Swiss luxury goods Group, Richemont on Friday (16 July) released a very strong 1Q21 sales update (for its quarter ended 30 June 2021), reflecting a huge appetite for luxury spending, as customers emerge from the pandemic, predominantly in their home markets. Only Europe and Japan were unable to recover to above pre-COVID-19 levels as the pandemic continues to impact tourism to these destinations. Overall, however, sales almost doubled YoY and vs 2019 sales were up 22% in the company’s 1Q21 period.
By region, the performances were as follows:
In Figure 1 below, we highlight the current contributions to sales by region.
Figure 1: Current sales by region, 1Q21
Source: Anchor, Company data
On a constant currency basis, sales at the Group level grew by 18% YoY (vs Bloomberg consensus analyst expectations of 9% YoY growth), with a particularly strong beat from its Jewellery division (Richemont’s largest and most profitable division at c. 90%-plus of EBIT), which saw sales soar 43% YoY vs Bloomberg consensus expectations of 28% YoY sales growth.
As part of the update, Richemont also announced a governance reshuffle, essentially demoting the CEOs of its two biggest jewellery brands (Cartier and Van Cleef & Arpels) and the CEOs of its fashion & accessories and specialist watchmaker divisions, from the executive committee and relegating them exclusively to the day-to-day management of their respective divisions. Chairman Johan Rupert and Group CEO Jerome Lambert will remain on the executive committee, which will focus on strategic decisions and capital allocation.
As per usual, there was no guidance given or a conference call post this sales update.
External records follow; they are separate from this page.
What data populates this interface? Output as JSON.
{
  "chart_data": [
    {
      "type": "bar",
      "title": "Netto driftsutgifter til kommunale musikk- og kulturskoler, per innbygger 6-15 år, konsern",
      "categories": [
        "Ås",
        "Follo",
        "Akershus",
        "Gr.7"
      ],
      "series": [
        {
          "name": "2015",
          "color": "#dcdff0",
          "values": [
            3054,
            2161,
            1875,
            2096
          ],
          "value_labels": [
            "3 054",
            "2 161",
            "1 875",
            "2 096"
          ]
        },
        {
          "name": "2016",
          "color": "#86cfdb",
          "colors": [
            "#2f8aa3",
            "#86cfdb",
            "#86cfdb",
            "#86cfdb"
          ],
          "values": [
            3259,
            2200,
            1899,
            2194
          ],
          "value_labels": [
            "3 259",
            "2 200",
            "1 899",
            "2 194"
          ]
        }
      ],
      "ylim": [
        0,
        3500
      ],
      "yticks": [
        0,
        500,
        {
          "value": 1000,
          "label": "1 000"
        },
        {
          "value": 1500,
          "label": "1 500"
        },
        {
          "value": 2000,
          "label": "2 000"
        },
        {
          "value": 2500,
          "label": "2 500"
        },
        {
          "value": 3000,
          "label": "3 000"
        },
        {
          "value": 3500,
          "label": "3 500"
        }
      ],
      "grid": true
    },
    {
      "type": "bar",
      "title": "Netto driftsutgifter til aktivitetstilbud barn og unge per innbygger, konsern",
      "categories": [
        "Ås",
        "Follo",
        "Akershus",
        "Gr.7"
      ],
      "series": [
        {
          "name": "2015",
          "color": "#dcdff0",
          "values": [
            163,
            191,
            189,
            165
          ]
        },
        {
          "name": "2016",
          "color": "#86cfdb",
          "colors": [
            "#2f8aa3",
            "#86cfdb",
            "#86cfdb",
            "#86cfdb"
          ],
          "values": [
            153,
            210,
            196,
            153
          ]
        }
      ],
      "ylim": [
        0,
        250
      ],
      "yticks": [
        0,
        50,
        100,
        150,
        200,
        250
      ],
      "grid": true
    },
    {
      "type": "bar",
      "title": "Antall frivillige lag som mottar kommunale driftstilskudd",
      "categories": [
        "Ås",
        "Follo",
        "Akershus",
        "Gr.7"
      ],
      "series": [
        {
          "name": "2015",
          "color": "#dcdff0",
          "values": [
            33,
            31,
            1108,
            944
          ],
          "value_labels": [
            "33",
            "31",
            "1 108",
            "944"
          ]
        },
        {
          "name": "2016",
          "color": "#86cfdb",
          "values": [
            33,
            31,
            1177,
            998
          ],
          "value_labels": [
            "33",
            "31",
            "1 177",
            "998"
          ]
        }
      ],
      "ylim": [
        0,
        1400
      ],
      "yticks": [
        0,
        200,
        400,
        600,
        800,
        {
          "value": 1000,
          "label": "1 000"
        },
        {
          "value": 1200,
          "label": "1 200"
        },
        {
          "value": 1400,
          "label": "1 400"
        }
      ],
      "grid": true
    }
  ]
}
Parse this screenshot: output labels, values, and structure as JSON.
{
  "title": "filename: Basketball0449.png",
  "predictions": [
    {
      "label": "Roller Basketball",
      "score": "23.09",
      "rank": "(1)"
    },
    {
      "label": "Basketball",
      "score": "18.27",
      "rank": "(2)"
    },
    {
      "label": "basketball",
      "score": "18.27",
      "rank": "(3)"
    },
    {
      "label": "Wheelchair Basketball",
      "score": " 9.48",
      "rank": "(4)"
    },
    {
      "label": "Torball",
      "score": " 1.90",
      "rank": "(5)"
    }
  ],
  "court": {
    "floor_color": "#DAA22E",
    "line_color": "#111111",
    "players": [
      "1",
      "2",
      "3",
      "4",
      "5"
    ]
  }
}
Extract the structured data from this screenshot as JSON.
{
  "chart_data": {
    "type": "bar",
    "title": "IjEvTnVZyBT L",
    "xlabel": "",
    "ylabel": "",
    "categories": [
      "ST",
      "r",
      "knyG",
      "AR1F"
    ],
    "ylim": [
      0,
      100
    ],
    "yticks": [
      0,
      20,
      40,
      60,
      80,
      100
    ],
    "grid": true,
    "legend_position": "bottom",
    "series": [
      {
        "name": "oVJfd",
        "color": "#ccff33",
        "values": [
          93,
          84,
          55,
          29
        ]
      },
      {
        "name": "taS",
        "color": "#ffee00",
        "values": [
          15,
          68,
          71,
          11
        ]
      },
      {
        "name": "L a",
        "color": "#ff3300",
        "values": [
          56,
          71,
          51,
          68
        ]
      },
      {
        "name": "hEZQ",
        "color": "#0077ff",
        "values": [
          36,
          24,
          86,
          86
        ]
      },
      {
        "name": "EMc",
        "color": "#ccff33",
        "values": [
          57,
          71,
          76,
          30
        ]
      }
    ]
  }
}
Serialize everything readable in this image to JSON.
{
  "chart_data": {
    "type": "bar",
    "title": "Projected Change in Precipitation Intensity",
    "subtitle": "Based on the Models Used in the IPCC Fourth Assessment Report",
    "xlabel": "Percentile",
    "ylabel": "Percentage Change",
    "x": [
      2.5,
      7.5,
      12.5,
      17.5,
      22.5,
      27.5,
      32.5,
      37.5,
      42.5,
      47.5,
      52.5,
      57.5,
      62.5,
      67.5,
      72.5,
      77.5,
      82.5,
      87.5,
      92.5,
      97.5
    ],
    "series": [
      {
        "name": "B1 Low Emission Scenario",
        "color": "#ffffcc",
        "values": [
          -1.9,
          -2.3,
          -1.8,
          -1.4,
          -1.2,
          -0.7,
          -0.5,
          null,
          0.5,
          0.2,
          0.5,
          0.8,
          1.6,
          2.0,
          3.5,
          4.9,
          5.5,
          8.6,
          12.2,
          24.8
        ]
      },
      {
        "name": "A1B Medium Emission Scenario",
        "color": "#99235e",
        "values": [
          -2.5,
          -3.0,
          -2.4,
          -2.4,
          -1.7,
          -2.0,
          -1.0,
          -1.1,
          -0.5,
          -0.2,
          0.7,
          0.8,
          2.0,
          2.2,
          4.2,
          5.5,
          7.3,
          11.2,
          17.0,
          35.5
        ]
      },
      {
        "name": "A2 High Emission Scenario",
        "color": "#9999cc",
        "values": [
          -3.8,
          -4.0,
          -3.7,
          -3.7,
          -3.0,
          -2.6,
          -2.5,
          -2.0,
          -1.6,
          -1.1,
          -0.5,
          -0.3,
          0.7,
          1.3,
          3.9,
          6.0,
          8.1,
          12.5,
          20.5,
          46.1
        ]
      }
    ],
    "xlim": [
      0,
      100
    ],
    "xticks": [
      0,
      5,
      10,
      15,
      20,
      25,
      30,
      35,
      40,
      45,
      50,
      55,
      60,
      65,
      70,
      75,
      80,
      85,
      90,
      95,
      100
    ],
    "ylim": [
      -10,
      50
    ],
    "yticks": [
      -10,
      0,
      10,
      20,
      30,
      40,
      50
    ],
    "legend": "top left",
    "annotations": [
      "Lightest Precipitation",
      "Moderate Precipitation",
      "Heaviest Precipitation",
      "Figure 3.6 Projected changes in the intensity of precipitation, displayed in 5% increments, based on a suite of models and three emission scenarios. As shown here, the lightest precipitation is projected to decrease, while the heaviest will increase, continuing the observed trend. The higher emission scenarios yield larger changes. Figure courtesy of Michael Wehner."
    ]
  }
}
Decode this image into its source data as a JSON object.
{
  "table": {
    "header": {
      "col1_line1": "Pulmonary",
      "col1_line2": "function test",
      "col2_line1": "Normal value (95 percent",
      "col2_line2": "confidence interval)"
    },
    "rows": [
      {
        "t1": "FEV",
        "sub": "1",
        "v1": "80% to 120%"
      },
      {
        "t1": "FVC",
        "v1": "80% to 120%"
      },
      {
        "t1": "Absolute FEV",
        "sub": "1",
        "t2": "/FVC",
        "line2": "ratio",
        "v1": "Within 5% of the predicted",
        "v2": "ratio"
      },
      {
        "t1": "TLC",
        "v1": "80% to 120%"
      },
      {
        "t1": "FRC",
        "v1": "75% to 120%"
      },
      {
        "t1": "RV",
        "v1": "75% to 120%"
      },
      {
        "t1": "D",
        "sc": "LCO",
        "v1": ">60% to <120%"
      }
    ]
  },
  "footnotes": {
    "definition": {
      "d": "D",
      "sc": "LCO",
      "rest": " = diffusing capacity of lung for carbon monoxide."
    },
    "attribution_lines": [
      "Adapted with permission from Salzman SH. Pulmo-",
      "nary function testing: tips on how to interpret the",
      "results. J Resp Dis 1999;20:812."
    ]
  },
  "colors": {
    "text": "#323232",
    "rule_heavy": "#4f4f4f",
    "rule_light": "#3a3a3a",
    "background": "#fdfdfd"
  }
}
We expect that this update is likely to be well received by the market. For the bulls, this is another data point confirming the “luxury super-cycle” thesis and certainly concerns that spending will shift from goods to experiences as economies reopen has not yet materialised in luxury spending. It is also likely that we will see analysts needing to upgrade their current earnings estimates, perhaps in the mid single-digit range. We remain of the view that this counter is fully priced at 28.4x consensus estimated earnings to March 2023 (well above its 19x historical average). Even if you see a 10% upgrade to its FY23 earnings, that still leaves the stock on 25.8x earnings two years out. We would not be buyers of the share at current levels.